Certains défendent malgré tout Dillermand, comme Erla Heinesen Højsted, une psychologue clinicienne qui travaille avec les enfants :
« L’émission dépeint un homme impulsif et pas toujours en contrôle, qui fait des erreurs – comme le font les enfants –, mais Dillermand […] assume la responsabilité de ses actes. Lorsqu’une femme de l’émission lui dit qu’il doit garder son pénis dans son pantalon, par exemple, il l’écoute. Il est responsable. »
La télévision danoise connue pour repousser les limites
Pour montrer qu’ils avaient envisagé les critiques à venir, la société de production Made By Us et le créateur de la série, Jacob Ley, ont fait savoir qu’ils avaient recruté une psychologue pour enfants pour travailler en amont sur le programme, en coopérant avec l’ONG danoise d’éducation sexuelle « Sex & Samfund » (« Sexe et société »).
John Dillermand doit se regarder avec les yeux d’un enfant, est persuadée la pédopsychologue Margrethe Brun Hansen, qui a lu le scénario pour s’assurer que ces derniers n’interprétaient rien de travers, dit-elle sur le site Internet de DR :
« Les enfants plus petits aiment être nus, explorer ce qui les entoure aussi bien qu’eux-mêmes. Ils jouent à des jeux de docteur, s’examinent, et les enfants rient aux éclats quand ils disent “pet” et “pénis”. »
Pour l’instant, la chaîne n’a pas prévu de déprogrammer le dessin animé. Selon la télévision publique danoise Ramasjang, « c’est une tâche importante que de pouvoir raconter des histoires sur le corps ». « Avec la série, nous reconnaissons la curiosité naissante [des jeunes enfants] pour le corps et pour les organes génitaux, ainsi que l’embarras et le plaisir du corps », s’est défendu le groupe dans un communiqué, avant de dire qu’il aurait tout aussi bien pu créer un programme « sur une femme sans contrôle sur son vagin ».

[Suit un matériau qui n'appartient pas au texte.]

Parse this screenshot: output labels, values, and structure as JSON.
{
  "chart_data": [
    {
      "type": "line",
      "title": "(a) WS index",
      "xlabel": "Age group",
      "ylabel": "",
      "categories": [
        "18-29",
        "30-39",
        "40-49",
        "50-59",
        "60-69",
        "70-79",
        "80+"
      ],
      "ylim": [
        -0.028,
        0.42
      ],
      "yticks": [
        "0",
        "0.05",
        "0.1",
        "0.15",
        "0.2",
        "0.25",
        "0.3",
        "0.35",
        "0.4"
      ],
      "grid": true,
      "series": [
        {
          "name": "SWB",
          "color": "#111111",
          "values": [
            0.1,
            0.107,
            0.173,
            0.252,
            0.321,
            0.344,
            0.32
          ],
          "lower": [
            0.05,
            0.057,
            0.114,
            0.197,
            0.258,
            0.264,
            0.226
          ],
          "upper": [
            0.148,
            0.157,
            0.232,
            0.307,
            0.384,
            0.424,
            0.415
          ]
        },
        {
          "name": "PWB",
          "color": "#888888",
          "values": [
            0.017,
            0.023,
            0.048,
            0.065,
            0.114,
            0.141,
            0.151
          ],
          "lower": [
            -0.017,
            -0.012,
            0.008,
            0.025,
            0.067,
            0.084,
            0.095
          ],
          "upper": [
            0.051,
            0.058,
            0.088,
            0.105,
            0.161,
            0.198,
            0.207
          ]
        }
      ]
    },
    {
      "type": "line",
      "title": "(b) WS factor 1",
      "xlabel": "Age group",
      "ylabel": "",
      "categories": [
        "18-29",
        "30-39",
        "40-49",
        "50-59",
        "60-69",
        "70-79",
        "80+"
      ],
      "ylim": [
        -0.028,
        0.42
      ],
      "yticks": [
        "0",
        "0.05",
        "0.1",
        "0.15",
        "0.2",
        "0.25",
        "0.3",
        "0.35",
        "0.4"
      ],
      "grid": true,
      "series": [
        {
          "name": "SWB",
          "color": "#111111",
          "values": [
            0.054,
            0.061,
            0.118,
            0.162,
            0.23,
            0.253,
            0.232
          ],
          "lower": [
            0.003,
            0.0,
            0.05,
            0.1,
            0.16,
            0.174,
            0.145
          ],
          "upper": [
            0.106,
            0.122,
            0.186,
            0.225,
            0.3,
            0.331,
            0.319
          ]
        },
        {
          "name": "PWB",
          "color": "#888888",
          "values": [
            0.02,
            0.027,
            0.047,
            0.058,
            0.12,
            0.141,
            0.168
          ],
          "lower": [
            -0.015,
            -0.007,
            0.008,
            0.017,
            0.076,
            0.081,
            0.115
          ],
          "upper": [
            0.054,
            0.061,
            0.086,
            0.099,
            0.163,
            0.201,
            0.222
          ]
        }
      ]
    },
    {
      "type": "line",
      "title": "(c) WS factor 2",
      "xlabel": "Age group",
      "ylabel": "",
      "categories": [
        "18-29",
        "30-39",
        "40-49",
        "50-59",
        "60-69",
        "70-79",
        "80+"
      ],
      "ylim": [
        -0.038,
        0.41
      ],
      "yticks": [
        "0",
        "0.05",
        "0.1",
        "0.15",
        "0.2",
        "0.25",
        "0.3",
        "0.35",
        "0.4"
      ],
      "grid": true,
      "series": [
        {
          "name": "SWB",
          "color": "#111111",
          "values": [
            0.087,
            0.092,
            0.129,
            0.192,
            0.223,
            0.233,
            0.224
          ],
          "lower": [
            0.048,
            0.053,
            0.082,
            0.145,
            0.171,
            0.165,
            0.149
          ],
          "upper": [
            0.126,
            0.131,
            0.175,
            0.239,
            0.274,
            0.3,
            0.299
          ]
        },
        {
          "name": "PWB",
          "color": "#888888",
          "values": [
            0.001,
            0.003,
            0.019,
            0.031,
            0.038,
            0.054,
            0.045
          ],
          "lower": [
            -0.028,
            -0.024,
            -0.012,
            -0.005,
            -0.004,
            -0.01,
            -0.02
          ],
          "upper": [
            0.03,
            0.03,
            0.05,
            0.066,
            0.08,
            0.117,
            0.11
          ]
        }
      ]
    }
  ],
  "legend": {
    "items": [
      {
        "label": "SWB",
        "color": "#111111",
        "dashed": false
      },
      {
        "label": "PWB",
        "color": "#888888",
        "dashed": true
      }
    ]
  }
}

Ce n’est pas la première fois que l’audiovisuel public danois est montré du doigt pour avoir repoussé les limites des programmes pour enfants et pour adolescents, comme le note un article de DR.dk. En 2019, dans l’émission « Ultra jette les vêtements » (« Ultra smider tøjet », en danois), des ados âgés de 11 à 13 ans posaient des questions à propos de corps d’adultes qui posaient nus devant eux. La chaîne DR Ultra défendait ainsi l’idée que cela favorisait l’acceptation de tous les corps. L’émission punk pour enfants « Onkel Rejes Heavyband » avait été au centre des critiques en 2018, tandis que, six ans auparavant, les conservateurs avaient sursauté lorsqu’un personnage de « Gepetto News » avait révélé son amour du travestissement. La télévision danoise n’a pas fini de faire parler d’elle au-delà de ses frontières.